Une fois les nouveaux règlements en vigueur, nous recommandons fortement que le Québec mette à l'essai, à titre de projet pilote, divers types de services parapublics de transport. Cela montrerait au public et à l'industrie du taxi ce qui peut se faire par des nouveaux types de services et créerait un marché pour ces services. Ce serait aussi une salle de démonstration des nouveaux véhicules qui seront mis au point pour répondre aux nouvelle normes. L'industrie privée sera sûrement disposée à participer, si le Québec contribue en partie aux frais de démarrage.

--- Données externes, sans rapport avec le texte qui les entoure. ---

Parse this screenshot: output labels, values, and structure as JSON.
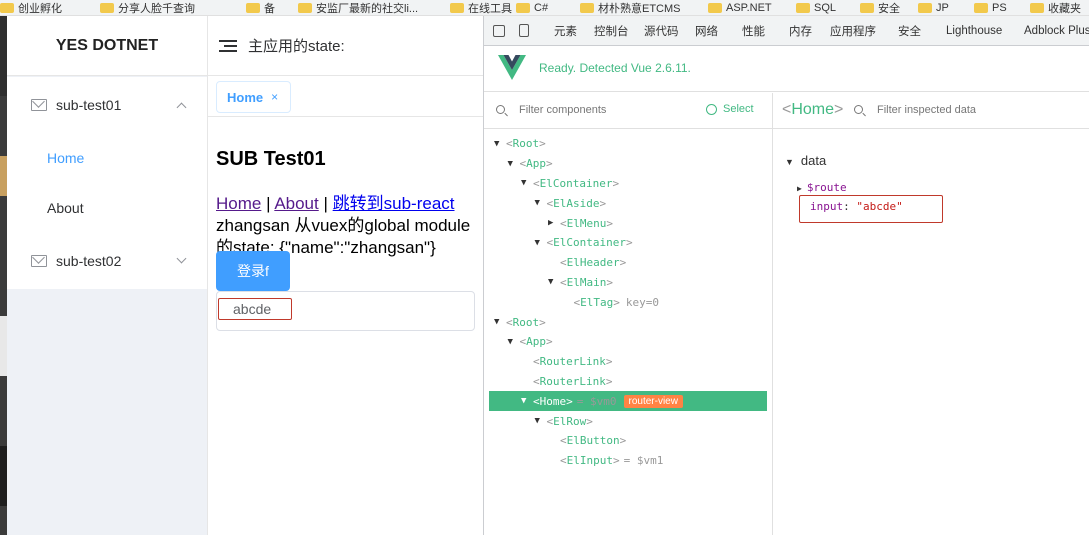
{
  "bookmarks": [
    {
      "label": "创业孵化"
    },
    {
      "label": "分享人脸千查询"
    },
    {
      "label": "备"
    },
    {
      "label": "安监厂最新的社交li..."
    },
    {
      "label": "在线工具"
    },
    {
      "label": "C#"
    },
    {
      "label": "材朴熟意ETCMS"
    },
    {
      "label": "ASP.NET"
    },
    {
      "label": "SQL"
    },
    {
      "label": "安全"
    },
    {
      "label": "JP"
    },
    {
      "label": "PS"
    },
    {
      "label": "收藏夹"
    }
  ],
  "sidebar": {
    "logo": "YES DOTNET",
    "submenus": [
      {
        "label": "sub-test01",
        "expanded": true,
        "items": [
          {
            "label": "Home",
            "active": true
          },
          {
            "label": "About",
            "active": false
          }
        ]
      },
      {
        "label": "sub-test02",
        "expanded": false
      }
    ]
  },
  "header": {
    "title": "主应用的state:"
  },
  "tags": [
    {
      "label": "Home",
      "close": "×"
    }
  ],
  "page": {
    "heading": "SUB Test01",
    "links": {
      "home": "Home",
      "sep1": "|",
      "about": "About",
      "sep2": "|",
      "jump": "跳转到sub-react"
    },
    "state_line1": "zhangsan 从vuex的global module",
    "state_line2": "的state: {\"name\":\"zhangsan\"}",
    "login_button": "登录f",
    "input_value": "abcde"
  },
  "devtools": {
    "tabs": [
      "元素",
      "控制台",
      "源代码",
      "网络",
      "性能",
      "内存",
      "应用程序",
      "安全",
      "Lighthouse",
      "Adblock Plus"
    ],
    "status": "Ready. Detected Vue 2.6.11.",
    "filter_components_placeholder": "Filter components",
    "select_label": "Select",
    "inspected_name": "Home",
    "filter_inspected_placeholder": "Filter inspected data",
    "tree": [
      {
        "name": "Root",
        "depth": 0,
        "toggle": "▼"
      },
      {
        "name": "App",
        "depth": 1,
        "toggle": "▼"
      },
      {
        "name": "ElContainer",
        "depth": 2,
        "toggle": "▼"
      },
      {
        "name": "ElAside",
        "depth": 3,
        "toggle": "▼"
      },
      {
        "name": "ElMenu",
        "depth": 4,
        "toggle": "▶"
      },
      {
        "name": "ElContainer",
        "depth": 3,
        "toggle": "▼"
      },
      {
        "name": "ElHeader",
        "depth": 4,
        "toggle": ""
      },
      {
        "name": "ElMain",
        "depth": 4,
        "toggle": "▼"
      },
      {
        "name": "ElTag",
        "depth": 5,
        "toggle": "",
        "key": "key=0"
      },
      {
        "name": "Root",
        "depth": 0,
        "toggle": "▼"
      },
      {
        "name": "App",
        "depth": 1,
        "toggle": "▼"
      },
      {
        "name": "RouterLink",
        "depth": 2,
        "toggle": ""
      },
      {
        "name": "RouterLink",
        "depth": 2,
        "toggle": ""
      },
      {
        "name": "Home",
        "depth": 2,
        "toggle": "▼",
        "selected": true,
        "suffix": "= $vm0",
        "badge": "router-view"
      },
      {
        "name": "ElRow",
        "depth": 3,
        "toggle": "▼"
      },
      {
        "name": "ElButton",
        "depth": 4,
        "toggle": ""
      },
      {
        "name": "ElInput",
        "depth": 4,
        "toggle": "",
        "suffix": "= $vm1"
      }
    ],
    "data_section": "data",
    "route_key": "$route",
    "input_key": "input",
    "input_val": "\"abcde\""
  }
}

Ce projet pilote montrerait comment les nouveaux services peuvent s'intégrer aux modes de transport existants, métro, autobus et train. On connaît bien désormais les notions relativement nouvelles que sont les trajets fixes des taxis à vide et la répartition par ordinateur. Le projet pilote pourrait servir à évaluer ces idées et d'autres du genre.

On sait qu'il existe au Québec un marché pour ces nouveaux types de service de transport en commun. De plus, l'étude intitulée Les services de taxi collectif, quelques expériences et des perspectives d'implantation au Québec, faite par Transports Québec, en 1980, montre que le public est tout disposé à payer davantage pour obtenir des modes de transport flexibles.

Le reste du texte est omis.